8) Extra notes / gotchas

  • Client vs Cluster mode: In client mode the driver runs where you launched spark-submit (edge node). If that node is small you’ll OOM easily. Prefer cluster mode in prod.
  • Driver vs Executor OOM: Executors OOM during task processing; driver OOM usually due to driver responsibilities (collection, broadcast, metadata). Different fixes.
  • Off-heap memory: Spark (Tungsten) can use off-heap memory. Driver JVM heap OOM is different from OS OOM. Check overall process RSS if native memory also grows.
  • Spark History / UI retention: Long-running apps accumulate a lot of in-memory history/history server metadata — may increase memory usage.

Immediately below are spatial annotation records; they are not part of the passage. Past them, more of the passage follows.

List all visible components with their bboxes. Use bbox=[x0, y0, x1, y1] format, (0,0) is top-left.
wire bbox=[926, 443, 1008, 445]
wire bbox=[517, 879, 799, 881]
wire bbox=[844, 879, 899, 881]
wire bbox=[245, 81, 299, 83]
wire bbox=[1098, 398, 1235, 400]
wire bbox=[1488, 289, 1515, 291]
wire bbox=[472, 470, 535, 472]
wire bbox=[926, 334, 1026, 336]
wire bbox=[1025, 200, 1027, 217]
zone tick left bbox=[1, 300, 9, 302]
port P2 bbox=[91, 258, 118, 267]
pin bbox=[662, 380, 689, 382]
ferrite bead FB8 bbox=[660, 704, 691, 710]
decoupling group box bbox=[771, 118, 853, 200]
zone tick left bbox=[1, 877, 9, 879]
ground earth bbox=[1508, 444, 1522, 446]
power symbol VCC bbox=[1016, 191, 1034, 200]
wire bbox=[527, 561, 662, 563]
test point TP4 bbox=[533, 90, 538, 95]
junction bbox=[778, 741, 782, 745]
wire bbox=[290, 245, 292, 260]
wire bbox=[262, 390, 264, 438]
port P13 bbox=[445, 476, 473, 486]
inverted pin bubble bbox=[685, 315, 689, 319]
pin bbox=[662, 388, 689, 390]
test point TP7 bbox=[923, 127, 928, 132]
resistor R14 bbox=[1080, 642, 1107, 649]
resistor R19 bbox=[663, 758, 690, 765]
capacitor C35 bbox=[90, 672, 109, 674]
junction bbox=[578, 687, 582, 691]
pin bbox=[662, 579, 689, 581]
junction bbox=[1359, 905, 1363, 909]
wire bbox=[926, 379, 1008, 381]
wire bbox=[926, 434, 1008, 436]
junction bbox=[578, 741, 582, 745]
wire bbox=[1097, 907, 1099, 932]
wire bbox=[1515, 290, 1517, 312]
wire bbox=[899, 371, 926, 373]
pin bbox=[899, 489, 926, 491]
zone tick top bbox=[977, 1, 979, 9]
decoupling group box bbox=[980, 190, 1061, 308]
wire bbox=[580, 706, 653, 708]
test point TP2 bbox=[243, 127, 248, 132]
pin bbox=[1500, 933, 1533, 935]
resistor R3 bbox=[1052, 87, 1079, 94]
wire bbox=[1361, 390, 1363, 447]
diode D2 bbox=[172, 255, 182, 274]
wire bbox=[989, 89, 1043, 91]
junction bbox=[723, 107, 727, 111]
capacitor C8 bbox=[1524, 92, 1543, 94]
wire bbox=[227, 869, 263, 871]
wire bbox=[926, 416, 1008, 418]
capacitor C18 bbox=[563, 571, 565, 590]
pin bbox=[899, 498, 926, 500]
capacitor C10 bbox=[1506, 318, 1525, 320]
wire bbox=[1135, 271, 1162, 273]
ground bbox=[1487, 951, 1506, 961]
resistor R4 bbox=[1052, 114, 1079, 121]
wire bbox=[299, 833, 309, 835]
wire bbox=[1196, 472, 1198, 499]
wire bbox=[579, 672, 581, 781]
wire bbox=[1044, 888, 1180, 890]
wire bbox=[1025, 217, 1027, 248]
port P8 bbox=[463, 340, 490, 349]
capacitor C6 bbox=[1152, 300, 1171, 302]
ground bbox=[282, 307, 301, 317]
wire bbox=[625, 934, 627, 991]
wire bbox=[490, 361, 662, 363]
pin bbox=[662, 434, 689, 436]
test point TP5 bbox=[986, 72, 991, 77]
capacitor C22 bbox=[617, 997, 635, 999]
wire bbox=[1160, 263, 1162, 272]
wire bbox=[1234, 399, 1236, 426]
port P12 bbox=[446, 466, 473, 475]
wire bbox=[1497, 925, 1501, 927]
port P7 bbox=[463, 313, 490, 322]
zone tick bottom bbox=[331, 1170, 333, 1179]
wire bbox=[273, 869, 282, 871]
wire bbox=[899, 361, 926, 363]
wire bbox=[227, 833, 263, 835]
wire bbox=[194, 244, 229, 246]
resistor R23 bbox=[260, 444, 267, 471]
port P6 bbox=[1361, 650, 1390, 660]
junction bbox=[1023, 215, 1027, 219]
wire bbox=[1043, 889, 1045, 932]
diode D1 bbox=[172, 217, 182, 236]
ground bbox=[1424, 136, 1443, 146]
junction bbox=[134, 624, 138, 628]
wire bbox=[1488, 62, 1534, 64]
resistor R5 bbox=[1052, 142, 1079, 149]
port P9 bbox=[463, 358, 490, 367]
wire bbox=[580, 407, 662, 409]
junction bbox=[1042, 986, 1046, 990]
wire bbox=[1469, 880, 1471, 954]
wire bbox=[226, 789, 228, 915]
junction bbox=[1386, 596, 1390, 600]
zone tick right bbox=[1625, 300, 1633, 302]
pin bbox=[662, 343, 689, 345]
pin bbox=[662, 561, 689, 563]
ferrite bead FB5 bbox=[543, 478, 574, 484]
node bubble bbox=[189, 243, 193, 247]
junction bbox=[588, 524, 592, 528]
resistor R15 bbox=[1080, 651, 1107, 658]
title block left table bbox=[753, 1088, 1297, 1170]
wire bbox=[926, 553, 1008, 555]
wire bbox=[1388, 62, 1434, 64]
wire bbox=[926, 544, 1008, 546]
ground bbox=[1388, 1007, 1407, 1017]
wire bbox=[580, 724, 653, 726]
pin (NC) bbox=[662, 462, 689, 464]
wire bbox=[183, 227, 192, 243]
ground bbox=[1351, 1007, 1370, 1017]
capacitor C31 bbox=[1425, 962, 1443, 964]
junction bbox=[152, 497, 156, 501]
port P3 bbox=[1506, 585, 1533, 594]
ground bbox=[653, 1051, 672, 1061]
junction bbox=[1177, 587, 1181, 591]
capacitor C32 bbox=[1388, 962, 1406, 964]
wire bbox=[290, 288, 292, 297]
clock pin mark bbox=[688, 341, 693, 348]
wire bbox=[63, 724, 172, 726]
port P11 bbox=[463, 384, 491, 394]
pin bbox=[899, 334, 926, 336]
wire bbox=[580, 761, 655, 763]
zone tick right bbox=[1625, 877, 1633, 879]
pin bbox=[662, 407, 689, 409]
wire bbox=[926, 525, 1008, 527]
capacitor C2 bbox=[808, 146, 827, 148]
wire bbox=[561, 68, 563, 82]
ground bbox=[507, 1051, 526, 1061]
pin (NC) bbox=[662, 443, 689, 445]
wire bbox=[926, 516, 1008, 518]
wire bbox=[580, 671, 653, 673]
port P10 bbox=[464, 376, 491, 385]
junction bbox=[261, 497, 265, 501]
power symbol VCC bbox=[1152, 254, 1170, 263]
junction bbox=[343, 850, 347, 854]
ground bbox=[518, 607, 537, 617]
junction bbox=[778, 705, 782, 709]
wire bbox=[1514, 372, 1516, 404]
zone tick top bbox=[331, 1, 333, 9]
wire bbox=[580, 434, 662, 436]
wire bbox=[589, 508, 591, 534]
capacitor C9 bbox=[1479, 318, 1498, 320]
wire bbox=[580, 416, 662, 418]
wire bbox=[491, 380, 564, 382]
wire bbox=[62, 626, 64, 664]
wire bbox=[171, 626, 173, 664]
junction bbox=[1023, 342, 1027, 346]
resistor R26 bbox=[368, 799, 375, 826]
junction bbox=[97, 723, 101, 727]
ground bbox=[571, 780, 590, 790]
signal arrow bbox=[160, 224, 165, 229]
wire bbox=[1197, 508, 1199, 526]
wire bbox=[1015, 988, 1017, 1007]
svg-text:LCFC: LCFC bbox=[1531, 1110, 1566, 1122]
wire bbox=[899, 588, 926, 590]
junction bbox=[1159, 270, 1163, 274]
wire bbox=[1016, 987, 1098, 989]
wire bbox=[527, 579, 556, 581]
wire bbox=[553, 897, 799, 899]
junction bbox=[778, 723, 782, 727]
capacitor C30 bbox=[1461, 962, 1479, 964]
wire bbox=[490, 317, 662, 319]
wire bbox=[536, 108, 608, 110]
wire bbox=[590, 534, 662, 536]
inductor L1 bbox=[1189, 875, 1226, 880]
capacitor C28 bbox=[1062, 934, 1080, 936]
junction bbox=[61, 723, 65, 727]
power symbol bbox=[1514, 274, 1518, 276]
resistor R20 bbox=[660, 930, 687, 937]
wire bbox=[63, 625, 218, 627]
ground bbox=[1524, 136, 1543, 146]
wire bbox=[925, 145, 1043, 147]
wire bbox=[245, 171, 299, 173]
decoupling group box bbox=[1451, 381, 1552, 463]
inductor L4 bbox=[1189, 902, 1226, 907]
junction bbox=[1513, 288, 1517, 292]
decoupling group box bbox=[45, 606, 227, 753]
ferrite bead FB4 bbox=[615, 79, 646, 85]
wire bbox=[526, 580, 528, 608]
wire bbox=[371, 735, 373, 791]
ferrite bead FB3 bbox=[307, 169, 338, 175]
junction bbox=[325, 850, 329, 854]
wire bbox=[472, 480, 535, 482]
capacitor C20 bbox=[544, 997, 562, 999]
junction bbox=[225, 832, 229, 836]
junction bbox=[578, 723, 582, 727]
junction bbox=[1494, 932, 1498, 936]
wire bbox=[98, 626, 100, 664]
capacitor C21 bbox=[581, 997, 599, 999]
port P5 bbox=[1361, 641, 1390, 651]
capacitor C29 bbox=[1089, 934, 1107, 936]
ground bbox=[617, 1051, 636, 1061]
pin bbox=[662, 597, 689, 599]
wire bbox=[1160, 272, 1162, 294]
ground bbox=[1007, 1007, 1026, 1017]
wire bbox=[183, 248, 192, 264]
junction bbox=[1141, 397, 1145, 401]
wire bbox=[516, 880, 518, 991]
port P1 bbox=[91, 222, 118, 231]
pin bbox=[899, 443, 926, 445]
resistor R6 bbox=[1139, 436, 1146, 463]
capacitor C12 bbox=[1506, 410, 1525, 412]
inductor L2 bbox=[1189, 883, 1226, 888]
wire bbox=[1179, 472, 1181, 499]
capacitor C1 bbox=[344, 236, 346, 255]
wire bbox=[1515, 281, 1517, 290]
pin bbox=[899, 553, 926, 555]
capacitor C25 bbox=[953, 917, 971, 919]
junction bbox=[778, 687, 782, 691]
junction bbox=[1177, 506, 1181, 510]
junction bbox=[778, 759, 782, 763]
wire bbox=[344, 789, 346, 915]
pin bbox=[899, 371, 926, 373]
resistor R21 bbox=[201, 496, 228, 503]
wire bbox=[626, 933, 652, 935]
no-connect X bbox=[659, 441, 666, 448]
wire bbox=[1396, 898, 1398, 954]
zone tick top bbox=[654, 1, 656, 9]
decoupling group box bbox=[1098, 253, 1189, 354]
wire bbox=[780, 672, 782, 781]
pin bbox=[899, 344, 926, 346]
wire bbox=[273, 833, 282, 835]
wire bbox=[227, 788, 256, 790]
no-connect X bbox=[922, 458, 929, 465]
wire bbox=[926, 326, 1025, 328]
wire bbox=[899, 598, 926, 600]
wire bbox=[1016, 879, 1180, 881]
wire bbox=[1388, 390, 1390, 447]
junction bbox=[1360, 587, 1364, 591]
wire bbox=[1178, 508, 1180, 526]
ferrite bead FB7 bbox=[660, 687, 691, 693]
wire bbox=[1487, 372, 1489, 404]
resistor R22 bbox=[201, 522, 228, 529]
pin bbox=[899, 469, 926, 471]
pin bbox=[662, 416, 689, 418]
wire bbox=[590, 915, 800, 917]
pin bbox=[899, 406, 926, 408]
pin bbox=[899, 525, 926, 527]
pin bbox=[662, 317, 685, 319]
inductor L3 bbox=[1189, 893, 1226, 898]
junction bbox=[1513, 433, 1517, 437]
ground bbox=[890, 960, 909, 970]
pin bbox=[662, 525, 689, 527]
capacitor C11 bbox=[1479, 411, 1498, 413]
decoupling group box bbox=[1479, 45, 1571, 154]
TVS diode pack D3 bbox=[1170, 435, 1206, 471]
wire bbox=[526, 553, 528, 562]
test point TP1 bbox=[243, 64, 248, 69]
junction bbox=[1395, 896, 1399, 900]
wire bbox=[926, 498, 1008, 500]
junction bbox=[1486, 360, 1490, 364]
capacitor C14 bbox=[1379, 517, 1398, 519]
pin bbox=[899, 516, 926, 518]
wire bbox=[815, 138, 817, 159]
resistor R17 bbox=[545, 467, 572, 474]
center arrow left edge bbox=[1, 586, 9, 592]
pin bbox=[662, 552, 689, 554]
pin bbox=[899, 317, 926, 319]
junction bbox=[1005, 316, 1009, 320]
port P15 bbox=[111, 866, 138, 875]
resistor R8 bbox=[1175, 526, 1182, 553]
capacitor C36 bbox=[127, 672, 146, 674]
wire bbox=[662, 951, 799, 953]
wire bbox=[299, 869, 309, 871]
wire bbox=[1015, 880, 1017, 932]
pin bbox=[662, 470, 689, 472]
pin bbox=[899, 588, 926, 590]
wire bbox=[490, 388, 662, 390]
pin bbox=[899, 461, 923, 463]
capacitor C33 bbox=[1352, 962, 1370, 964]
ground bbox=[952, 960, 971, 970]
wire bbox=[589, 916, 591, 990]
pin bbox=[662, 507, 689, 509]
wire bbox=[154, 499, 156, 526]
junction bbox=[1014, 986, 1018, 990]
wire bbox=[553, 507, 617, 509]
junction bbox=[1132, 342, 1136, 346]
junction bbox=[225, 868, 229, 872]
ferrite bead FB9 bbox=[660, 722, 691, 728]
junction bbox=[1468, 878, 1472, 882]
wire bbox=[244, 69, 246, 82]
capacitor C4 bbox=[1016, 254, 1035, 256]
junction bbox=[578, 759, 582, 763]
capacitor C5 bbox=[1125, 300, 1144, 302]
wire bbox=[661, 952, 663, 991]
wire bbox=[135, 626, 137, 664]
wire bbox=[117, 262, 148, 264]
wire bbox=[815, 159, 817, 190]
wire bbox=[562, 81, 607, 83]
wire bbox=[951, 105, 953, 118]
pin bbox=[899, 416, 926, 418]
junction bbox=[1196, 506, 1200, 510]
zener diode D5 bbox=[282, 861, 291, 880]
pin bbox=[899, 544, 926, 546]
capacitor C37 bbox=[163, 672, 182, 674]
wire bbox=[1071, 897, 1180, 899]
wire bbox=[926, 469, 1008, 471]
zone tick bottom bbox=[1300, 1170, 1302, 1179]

9) Quick checklist (what to try first)

  • Did I call collect()/toPandas()? If yes, remove/limit it.
  • Is a broadcast happening? Check df.explain(True). Lower spark.sql.autoBroadcastJoinThreshold.
  • Are there millions of partitions/tasks? Repartition/coalesce.
  • Are many DataFrames cached? Unpersist unused caches or change storage level.
  • Increase spark.driver.memory if legitimately needed.
  • For streaming, enable RocksDB for heavy state, and tune watermark/timeToLive.

Example decision trees for common symptoms

Symptom: java.lang.OutOfMemoryError with TorrentBroadcast in stack. → Cause: broadcast too large. → Quick fix: spark.conf.set("spark.sql.autoBroadcastJoinThreshold", "10MB") or remove broadcast hint.

Symptom: OOM after calling df.collect() or df.toPandas() → Don’t collect entire dataset. Use streaming writes or toLocalIterator() + process.

Symptom: Driver memory slowly climbs during scheduling of a huge job (many tasks) → Reduce partitions; increase driver memory; break job into smaller batches.